Vu ce qui précède, le recours doit être rejeté et la décision attaquée

confirmée. Succombant, les recourants supporteront les frais judiciaires ainsi

que les dépens à verser tant à la municipalité qu'aux constructeurs, qui ont

respectivement procédé par l'intermédiaire d'un mandataire professionnel (art.

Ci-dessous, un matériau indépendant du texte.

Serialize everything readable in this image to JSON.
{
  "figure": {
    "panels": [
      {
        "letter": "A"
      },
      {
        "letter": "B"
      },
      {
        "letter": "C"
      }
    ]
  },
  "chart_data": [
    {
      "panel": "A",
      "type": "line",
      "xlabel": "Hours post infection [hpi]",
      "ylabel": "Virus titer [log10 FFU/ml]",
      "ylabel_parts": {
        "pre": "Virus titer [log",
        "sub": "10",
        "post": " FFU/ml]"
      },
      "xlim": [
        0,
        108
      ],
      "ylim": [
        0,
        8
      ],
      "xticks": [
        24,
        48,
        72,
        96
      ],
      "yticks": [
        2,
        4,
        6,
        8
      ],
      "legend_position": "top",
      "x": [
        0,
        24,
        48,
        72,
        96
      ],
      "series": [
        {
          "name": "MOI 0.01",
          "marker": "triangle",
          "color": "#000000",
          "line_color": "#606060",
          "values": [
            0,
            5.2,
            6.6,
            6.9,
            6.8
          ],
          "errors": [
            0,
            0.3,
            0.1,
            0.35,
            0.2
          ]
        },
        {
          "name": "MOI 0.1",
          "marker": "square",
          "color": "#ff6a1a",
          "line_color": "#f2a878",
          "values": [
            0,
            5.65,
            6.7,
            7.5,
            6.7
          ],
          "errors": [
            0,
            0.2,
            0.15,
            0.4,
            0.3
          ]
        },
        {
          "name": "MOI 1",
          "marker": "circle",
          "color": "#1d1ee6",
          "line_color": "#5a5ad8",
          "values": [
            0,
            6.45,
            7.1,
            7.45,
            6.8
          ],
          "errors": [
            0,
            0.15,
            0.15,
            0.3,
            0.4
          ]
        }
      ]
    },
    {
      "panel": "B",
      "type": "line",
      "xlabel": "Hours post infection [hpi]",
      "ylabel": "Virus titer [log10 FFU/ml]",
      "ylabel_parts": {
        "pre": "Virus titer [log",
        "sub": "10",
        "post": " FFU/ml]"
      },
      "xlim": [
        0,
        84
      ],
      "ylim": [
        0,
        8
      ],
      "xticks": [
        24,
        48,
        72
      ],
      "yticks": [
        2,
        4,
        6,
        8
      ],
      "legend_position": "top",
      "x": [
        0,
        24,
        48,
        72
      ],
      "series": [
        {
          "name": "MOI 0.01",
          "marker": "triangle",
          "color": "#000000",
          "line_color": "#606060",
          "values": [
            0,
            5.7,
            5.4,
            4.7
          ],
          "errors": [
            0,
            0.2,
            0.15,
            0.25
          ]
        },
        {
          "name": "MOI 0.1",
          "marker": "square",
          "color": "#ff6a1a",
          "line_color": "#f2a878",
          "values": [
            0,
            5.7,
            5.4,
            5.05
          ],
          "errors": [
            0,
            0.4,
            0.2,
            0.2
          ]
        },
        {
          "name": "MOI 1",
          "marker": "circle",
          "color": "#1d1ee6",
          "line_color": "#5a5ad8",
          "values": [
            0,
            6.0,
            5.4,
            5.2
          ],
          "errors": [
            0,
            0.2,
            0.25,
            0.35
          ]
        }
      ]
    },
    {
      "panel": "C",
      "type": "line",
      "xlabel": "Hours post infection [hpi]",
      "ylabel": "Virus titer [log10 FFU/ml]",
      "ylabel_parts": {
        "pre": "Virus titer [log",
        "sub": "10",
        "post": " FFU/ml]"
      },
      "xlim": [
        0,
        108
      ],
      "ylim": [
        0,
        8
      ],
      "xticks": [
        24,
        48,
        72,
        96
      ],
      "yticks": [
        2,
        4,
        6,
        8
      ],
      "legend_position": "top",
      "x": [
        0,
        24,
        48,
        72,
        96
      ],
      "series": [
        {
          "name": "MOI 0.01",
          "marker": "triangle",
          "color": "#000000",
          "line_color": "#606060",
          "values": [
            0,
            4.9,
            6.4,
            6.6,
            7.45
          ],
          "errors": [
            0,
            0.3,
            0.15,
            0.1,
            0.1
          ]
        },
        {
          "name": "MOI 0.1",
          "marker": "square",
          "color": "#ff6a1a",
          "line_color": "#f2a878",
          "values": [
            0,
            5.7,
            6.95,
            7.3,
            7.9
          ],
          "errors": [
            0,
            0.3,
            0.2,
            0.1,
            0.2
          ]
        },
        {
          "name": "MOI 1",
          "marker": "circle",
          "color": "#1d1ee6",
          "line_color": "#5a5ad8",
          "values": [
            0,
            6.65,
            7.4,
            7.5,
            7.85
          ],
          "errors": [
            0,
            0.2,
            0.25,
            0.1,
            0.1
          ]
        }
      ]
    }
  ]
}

49, 52, 55, 56, 91 et 99 LPA-VD).

Par

ces motifs

la Cour de droit administratif et public

du Tribunal cantonal

arrête:

I.

Le recours est rejeté.

II.

La décision de la Municipalité de Blonay du 7 mars 2016 est confirmée.

III.

Un émolument de justice de 3'000 (trois mille) francs est mis à la

charge de A.________ et B.________, solidairement entre eux.

IV.

Une indemnité de 2'000 (deux mille) francs à allouer à la Municipalité

de Blonay à titre de dépens est mise à la charge de A.________ et B.________,

solidairement entre eux.

V.

Une indemnité de 2'000 (deux mille) francs à allouer D.________ et C.________,

créanciers solidaires, à titre de dépens est mise à la charge de A.________ et

B.________, solidairement entre eux.

Lausanne, le 4 août 2017

Le président:

Le présent arrêt est communiqué aux destinataires de

l'avis d'envoi ci-joint.

Il peut faire l'objet, dans les trente jours suivant sa

notification, d'un recours au Tribunal fédéral. Le recours en matière de droit

public s'exerce aux conditions des articles 82 ss de la loi du 17 juin 2005 sur

le Tribunal fédéral (LTF - RS 173.110), le recours constitutionnel subsidiaire

à celles des articles 113 ss LTF. Le mémoire de recours doit être rédigé dans

une langue officielle, indiquer les conclusions, les motifs et les moyens de

preuve, et être signé. Les motifs doivent exposer succinctement en quoi l’acte

attaqué viole le droit. Les pièces invoquées comme moyens de preuve doivent

être jointes au mémoire, pour autant qu’elles soient en mains de la partie; il

en va de même de la décision attaquée.